Setting Up New Project Directories

This note demonstrates a few practical steps for setting up a workspace for a new data science project.

Specifically, it includes the bash commands necessary to:

  • Create a local project directory,
  • Set up a new environment with Conda,
  • Save that Conda environment to an environment file within the project directory,
  • Initialize the directory as a Git repository and link to GitHub, and
  • Set up a simple bash command to quickly and cleanly enter the new project workspace.

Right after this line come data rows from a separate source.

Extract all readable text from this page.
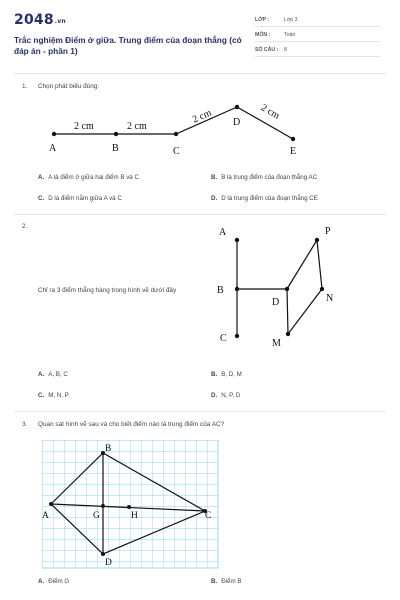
2048.vn
Trắc nghiệm Điểm ở giữa. Trung điểm của đoạn thẳng (có đáp án - phần 1)
LỚP :	Lớp 3
MÔN :	Toán
SỐ CÂU : 8
1. Chọn phát biểu đúng:
A	B	C
D
E
2 cm	2 cm
2 cm	2 cm
A. A là điểm ở giữa hai điểm B và C	B. B là trung điểm của đoạn thẳng AC
C. D là điểm nằm giữa A và C	D. D là trung điểm của đoạn thẳng CE
2.
Chỉ ra 3 điểm thẳng hàng trong hình vẽ dưới đây
A	P
B
D	N
C	M
A. A, B, C	B. B, D, M
C. M, N, P	D. N, P, D
3. Quan sát hình vẽ sau và cho biết điểm nào là trung điểm của AC?
B
A	G	H	C
D
A. Điểm G	B. Điểm B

1. Create a local project directory

I use a folder called repos located in at ~ to hold projects I want to push to GitHub. The project I am setting up is called finding-donors.

cd ~/repos
mkdir finding-donors
cd finding-donors

2. Create a new environment with Conda

conda create --name finding-donors python=3.7

3. Activate that new environment and (optionally) install packages

conda activate finding-donors
conda install jupyter pandas scikit-learn

4. Export the environment to environment.yml

conda env export --no-builds > environment.yml

After setting up a new repo on Github, run the following from within ~/repos/finding-donors. Replace both the username (RyanTWingate) and repo name (finding-donors) with your own.

git init
git add .
git commit -m "first commit"
git remote add origin https://github.com/RyanTWingate/finding-donors.git
git push -u origin master

6. Set up a simple Bash alias to quickly entire the new Workspace.

Add the following to your .bashrc file, usually located at ~. Replace the alias name, directory name, and environment name as appropriate.

alias fd='cd ~/repos/finding-donors && conda activate finding-donors'

Other Useful Setup and Commands

To list the available conda environments:

conda env list

To deactivate the environment later, when necessary:

conda deactivate

To remove the environment later, if necessary:

conda remove --name finding-donors --all

For a quick way to exit the workspace, consider adding the following to your .bashrc file, usually located at ~:

alias q='cd && conda deactivate'

To create a conda environment from an environment.yml file in the current directory:

conda env create --file environment.yml